Politics

Former Biden doctor asks to delay testimony to House committee investigating mental fitness

Former White House physician Kevin O’Connor, who served as doctor to former President Joe Biden, requested a delay to his upcoming testimony before the House Oversight Committee this week.

O’Connor was scheduled to testify on Wednesday, but is now in a disagreement with the committee over the scope of the questions he will be expected to answer during his testimony. The committee, led by Chairman James Comer, R-Ky., is interviewing the doctor as part of its investigation into Biden’s mental fitness and his administration’s use of an autopen.

A lawyer for O’Connor requested the testimony be delayed to July 28 or August 4 in a letter to Comer.

‘Dr. O’Connor has legal and ethical obligations that he must satisfy and for which violations carry serious consequences to him professionally and personally,’ the letter says.

‘We are unaware of any prior occasion on which a Congressional Committee has subpoenaed a physician to testify about the treatment of an individual patient.  And the notion that a Congressional Committee would do so without any regard whatsoever for the confidentiality of the physician-patient relationship is alarming.’

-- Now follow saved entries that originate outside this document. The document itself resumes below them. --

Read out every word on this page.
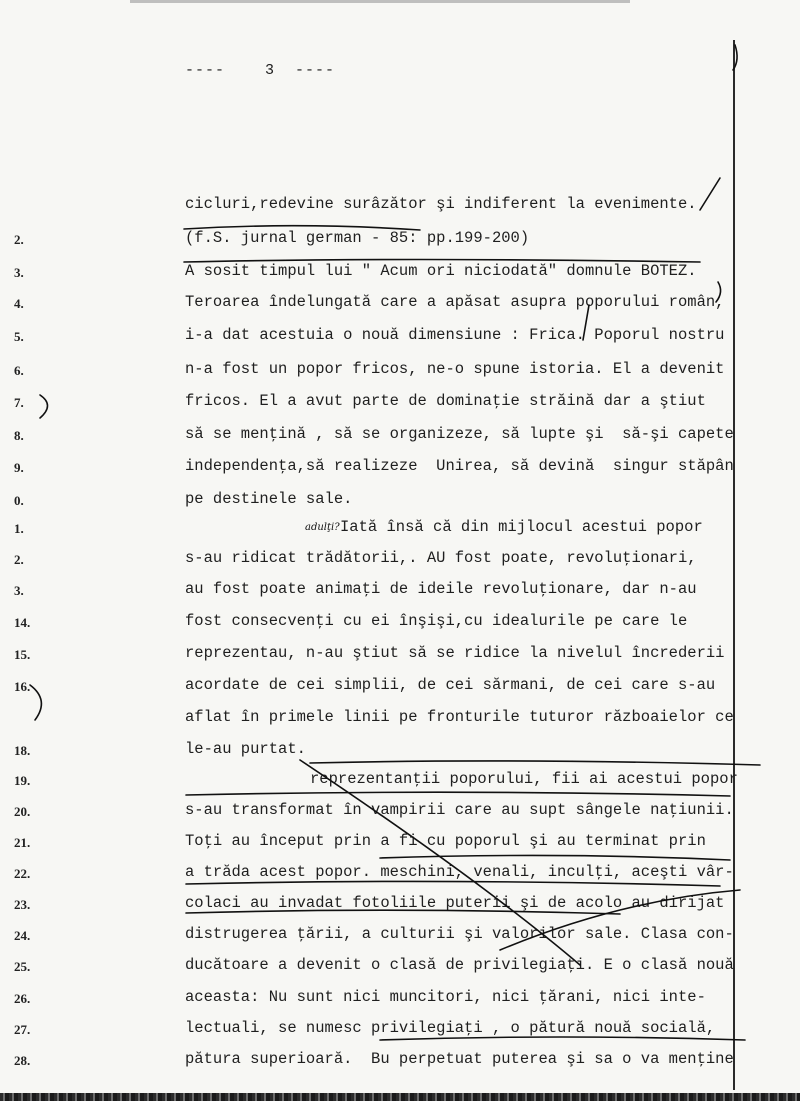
----    3  ----
2.
3.
4.
5.
6.
7.
8.
9.
0.
1.
2.
3.
14.
15.
16.
18.
19.
20.
21.
22.
23.
24.
25.
26.
27.
28.
cicluri,redevine surâzător şi indiferent la evenimente.
(f.S. jurnal german - 85: pp.199-200)
A sosit timpul lui " Acum ori niciodată" domnule BOTEZ.
Teroarea îndelungată care a apăsat asupra poporului român,
i-a dat acestuia o nouă dimensiune : Frica. Poporul nostru
n-a fost un popor fricos, ne-o spune istoria. El a devenit
fricos. El a avut parte de dominaţie străină dar a ştiut
să se menţină , să se organizeze, să lupte şi  să-şi capete
independenţa,să realizeze  Unirea, să devină  singur stăpân
pe destinele sale.
Iată însă că din mijlocul acestui popor
s-au ridicat trădătorii,. AU fost poate, revoluţionari,
au fost poate animaţi de ideile revoluţionare, dar n-au
fost consecvenţi cu ei înşişi,cu idealurile pe care le
reprezentau, n-au ştiut să se ridice la nivelul încrederii
acordate de cei simplii, de cei sărmani, de cei care s-au
aflat în primele linii pe fronturile tuturor războaielor ce
le-au purtat.
reprezentanţii poporului, fii ai acestui popor
s-au transformat în vampirii care au supt sângele naţiunii.
Toţi au început prin a fi cu poporul şi au terminat prin
a trăda acest popor. meschini, venali, inculţi, aceşti vâr-
colaci au invadat fotoliile puterii şi de acolo au dirijat
distrugerea ţării, a culturii şi valorilor sale. Clasa con-
ducătoare a devenit o clasă de privilegiaţi. E o clasă nouă
aceasta: Nu sunt nici muncitori, nici ţărani, nici inte-
lectuali, se numesc privilegiaţi , o pătură nouă socială,
pătura superioară.  Bu perpetuat puterea şi sa o va menţine
adulţi?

A spokesman for the Oversight Committee replied in a statement that O’Connor and his legal team were merely trying to ‘stonewall’ the process. The committee is planning to move forward with Wednesday’s testimony, which O’Connor faces a subpoena to attend.

The committee said O’Connor is welcome to object to individual questions during his testimony. But O’Connor is not allowed, in the committee’s view, to delay or decline a congressional subpoena due to concerns over questions about potentially privileged information.

The debate over O’Connor’s testimony comes weeks after a former top aide to Biden, Neera Tanden, told the Oversight Committee that she was authorized to direct autopen signatures but was unaware of who in the president’s inner circle was giving her final clearance.

During Tanden’s interview before Congress last month, which lasted more than five hours, she told lawmakers that, in her role as staff secretary and senior advisor to the former president between 2021 and 2023, she was authorized to direct autopen signatures on behalf of Biden, an Oversight Committee official told Fox News.

‘Ms. Tanden testified that she had minimal interaction with President Biden, despite wielding tremendous authority,’ Comer said at the time. ‘She explained that to obtain approval for autopen signatures, she would send decision memos to members of the President’s inner circle and had no visibility of what occurred between sending the memo and receiving it back with approval. Her testimony raises serious questions about who was really calling the shots in the Biden White House amid the President’s obvious decline. We will continue to pursue the truth for the American people.’

Fox News’ Kelly Phares and Madeleine Rivera and the Associated Press contributed to this report.